Placed as if midway between the two invasions of the Goths and Lombards, the dear and holy foundation of Benedict, respected by the one, was to yield for a time to the rage of the other. The holy patriarch had a presentment that his successors would not meet a second Totila to listen to them and spare them. A noble whom he had converted, and who lived on familiar terms with him, found him one day weeping bitterly. He watched Benedict for a long time, and then, perceiving that his tears were not stayed, and that they proceeded not from the ordinary fervour of his prayers, but from profound melancholy, he asked the cause. The saint answered, "This monastery which I have built, and all that I have prepared for my brethren, has been delivered up to the pagans by a sentence of Almighty God. Scarcely have I been able to obtain mercy for their lives." Less than forty years after, this prediction was accomplished by the destruction of Monte Cassino by the Lombards.

Benedict, however, was near the end of his career. His interview with Totila took place in 542, in the year which preceded his death, and from his earliest days of the following year, God prepared him for his last struggle, by requiring from him the sacrifice of the most tender affectionhe had retained on earth. The beautiful and touching incident of the last meeting of Benedict with his twin sister, Scholastica, has been already recorded (Feb. 10th). At the window of his cell, three days after, Benedict had a vision of his dear sister's soul entering heaven in the form of a snowy dove. He immediately sent for the body, and placed it in the sepulchre which he had already prepared for himself, that death might not separate those whose souls had always been united in God.

The death of his sister was the signal of departure for himself. He survived her only forty days. He announced his death to several of his monks, then far from Monte Cassino. A violent fever having seized him, he caused himself on the sixth day of his sickness to be carried to the chapel of S. John the Baptist; he had before ordered the tomb in which his sister already slept to be opened. There, supported in the arms of his disciples, he received the holy Viaticum, then placing himself at the side of the open grave, but at the foot of the altar, and with his arms extended towards heaven, he died, standing, muttering a last prayer. Died standing!—such a victorious death became well that great soldier of God. He was buried by the side of Scholastica, in a sepulchre made on the spot where stood the altar of Apollo, which he had thrown down.

The body of S. Benedict was carried by S. Aigulf, monk of the abbey of Fleury, from Monte Cassino, which had been ruined by the Lombards, into France, to his own monastery. This translation took place on July 11th, and is commemorated in all the monasteries of France on that day. Another solemnity, called the Illation, has been instituted in honour of the transfer of the same relics from Orleans, whither they had been conveyed, from fear of the Normans, back again to Fleury-sur-Loire. In 1838, the bishop of Orleans resolved on sending the relics to theBenedictine abbey of Solesmes, in the diocese of Le Mans, but the project met with so great opposition that he contented himself with sending only the skull to Solesmes.

The reliquary which was opened in 1805, by Mgr.
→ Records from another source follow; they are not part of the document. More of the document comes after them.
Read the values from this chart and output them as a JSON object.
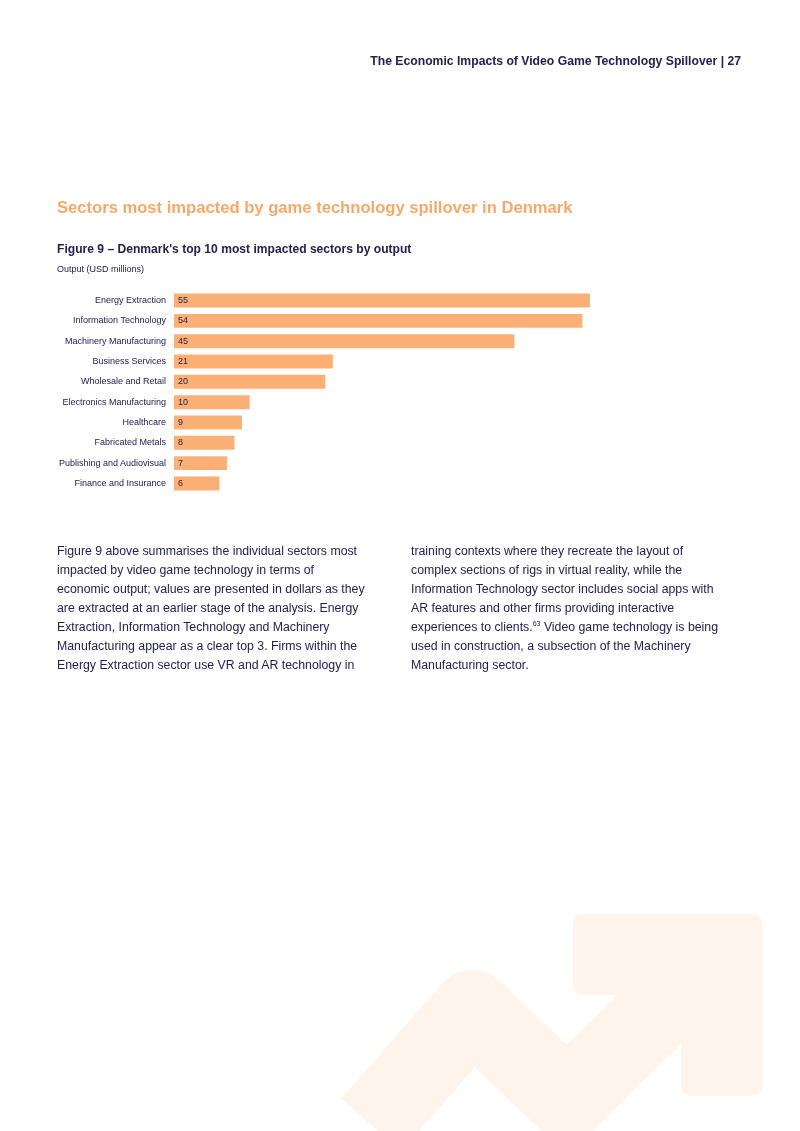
{
  "chart_data": {
    "type": "bar",
    "orientation": "horizontal",
    "title": "Figure 9 – Denmark's top 10 most impacted sectors by output",
    "subtitle": "Output (USD millions)",
    "categories": [
      "Energy Extraction",
      "Information Technology",
      "Machinery Manufacturing",
      "Business Services",
      "Wholesale and Retail",
      "Electronics Manufacturing",
      "Healthcare",
      "Fabricated Metals",
      "Publishing and Audiovisual",
      "Finance and Insurance"
    ],
    "values": [
      55,
      54,
      45,
      21,
      20,
      10,
      9,
      8,
      7,
      6
    ],
    "color": "#fdb075",
    "xlim": [
      0,
      55
    ],
    "data_labels": true,
    "tick_labels": "y",
    "grid": false,
    "legend": false,
    "annotations": [
      "The Economic Impacts of Video Game Technology Spillover | 27",
      "Sectors most impacted by game technology spillover in Denmark",
      "Figure 9 above summarises the individual sectors most impacted by video game technology in terms of economic output; values are presented in dollars as they are extracted at an earlier stage of the analysis. Energy Extraction, Information Technology and Machinery Manufacturing appear as a clear top 3. Firms within the Energy Extraction sector use VR and AR technology in training contexts where they recreate the layout of complex sections of rigs in virtual reality, while the Information Technology sector includes social apps with AR features and other firms providing interactive experiences to clients.$^{63}$ Video game technology is being used in construction, a subsection of the Machinery Manufacturing sector."
    ]
  }
}
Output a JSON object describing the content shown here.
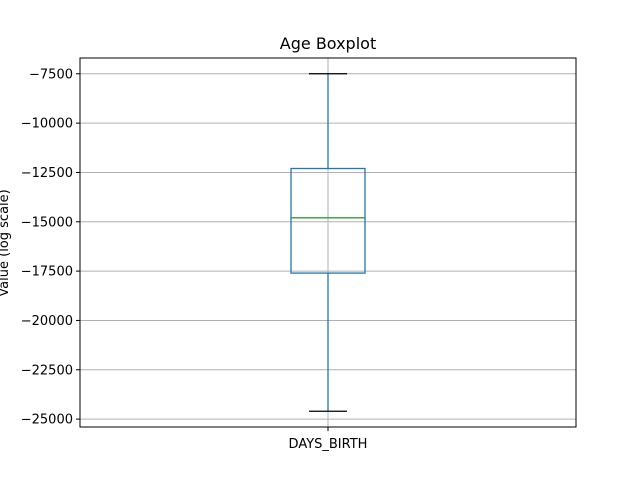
{
  "chart_data": {
    "type": "boxplot",
    "title": "Age Boxplot",
    "xlabel": "",
    "ylabel": "Value (log scale)",
    "categories": [
      "DAYS_BIRTH"
    ],
    "boxes": [
      {
        "category": "DAYS_BIRTH",
        "whisker_low": -24600,
        "q1": -17600,
        "median": -14800,
        "q3": -12300,
        "whisker_high": -7500
      }
    ],
    "ylim": [
      -25400,
      -6700
    ],
    "yticks": [
      -25000,
      -22500,
      -20000,
      -17500,
      -15000,
      -12500,
      -10000,
      -7500
    ],
    "ytick_labels": [
      "−25000",
      "−22500",
      "−20000",
      "−17500",
      "−15000",
      "−12500",
      "−10000",
      "−7500"
    ],
    "grid": true,
    "colors": {
      "box": "#1f77b4",
      "median": "#2ca02c",
      "caps": "#000000",
      "grid": "#b0b0b0"
    }
  }
}
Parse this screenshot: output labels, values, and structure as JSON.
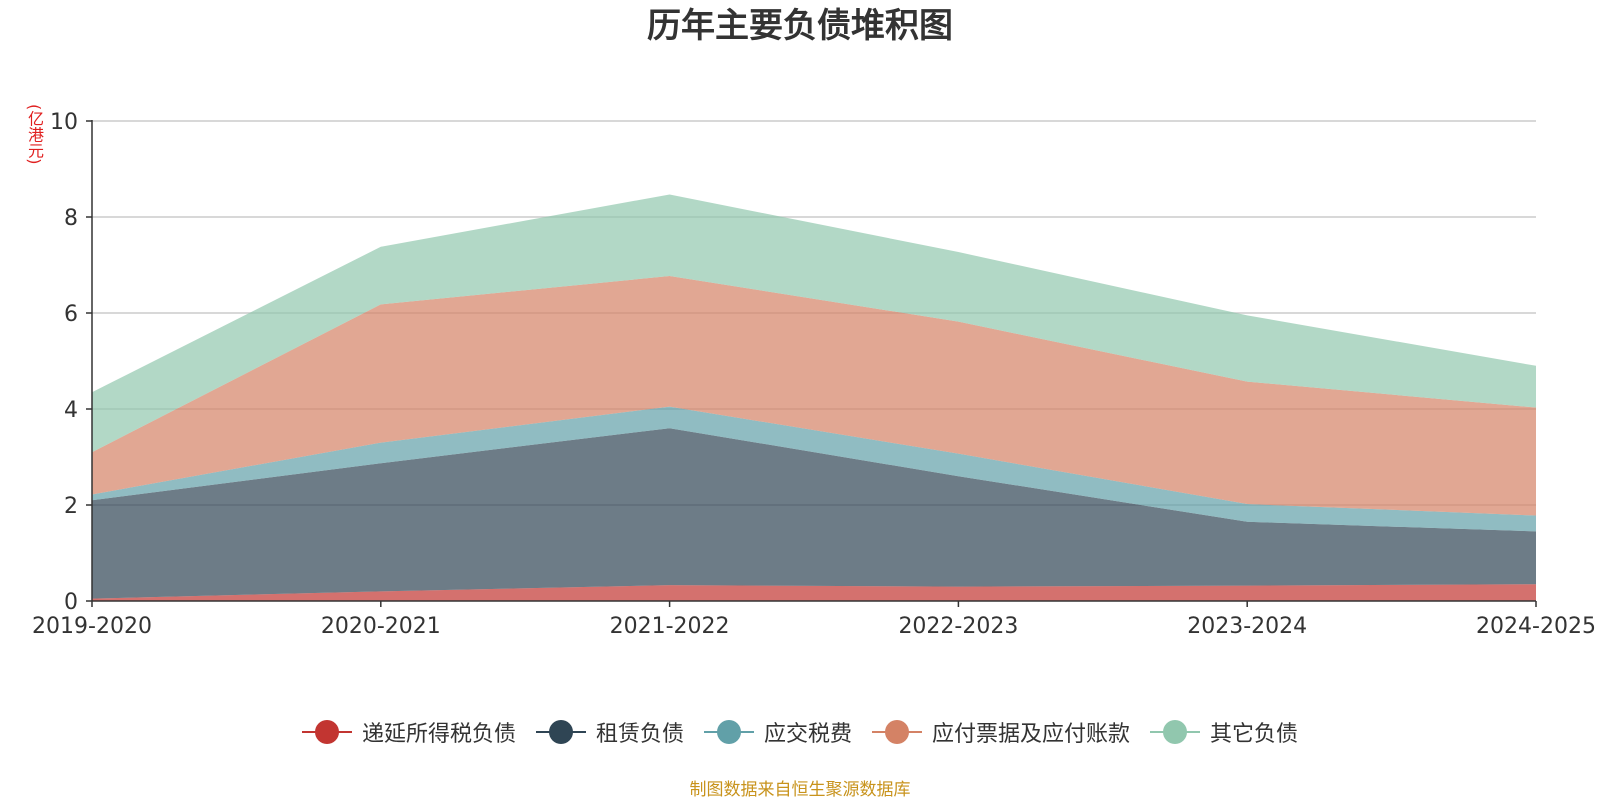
{
  "chart_data": {
    "type": "area",
    "stacked": true,
    "title": "历年主要负债堆积图",
    "unit_label": "(亿港元)",
    "categories": [
      "2019-2020",
      "2020-2021",
      "2021-2022",
      "2022-2023",
      "2023-2024",
      "2024-2025"
    ],
    "ylim": [
      0,
      10
    ],
    "yticks": [
      0,
      2,
      4,
      6,
      8,
      10
    ],
    "grid": true,
    "legend_position": "bottom",
    "series": [
      {
        "name": "递延所得税负债",
        "color": "#c23531",
        "values": [
          0.05,
          0.2,
          0.33,
          0.3,
          0.32,
          0.35
        ]
      },
      {
        "name": "租赁负债",
        "color": "#2f4554",
        "values": [
          2.05,
          2.67,
          3.27,
          2.3,
          1.33,
          1.1
        ]
      },
      {
        "name": "应交税费",
        "color": "#61a0a8",
        "values": [
          0.12,
          0.43,
          0.45,
          0.47,
          0.37,
          0.33
        ]
      },
      {
        "name": "应付票据及应付账款",
        "color": "#d48265",
        "values": [
          0.88,
          2.88,
          2.72,
          2.75,
          2.55,
          2.25
        ]
      },
      {
        "name": "其它负债",
        "color": "#91c7ae",
        "values": [
          1.25,
          1.2,
          1.7,
          1.45,
          1.38,
          0.87
        ]
      }
    ]
  },
  "footer": {
    "source": "制图数据来自恒生聚源数据库"
  }
}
Bernier, bishop of Orleans, was found to contain, together with the bones, several papal bulls authenticating the relics. It is, however, necessary to add that the abbey of Monte Cassino claims to possess the body of S. Benedict, and adduces a bull of pope Urban II., declaring anathema against all who deny the authenticity of that body. It is possible that if the relics in both places were examined carefully, it would be found that the portions missing in one place would be found in the other. It is certain that S. Odilo of Cluny sent one of the bones of S. Benedict to Monte Cassino out of France, in the 11th cent., and that it was received there with great joy, so that the monks there cannot have possessed the body at that date.

In Art, S. Benedict is represented with his finger on his lip, as enjoining silence, and with his rule in his hand, or with the first words of that rule, "Ausculta, O fili!" issuing from his lips, and with a discipline,i.e.a scourge, or a rose bush at his side, or holding a broken goblet in his hand.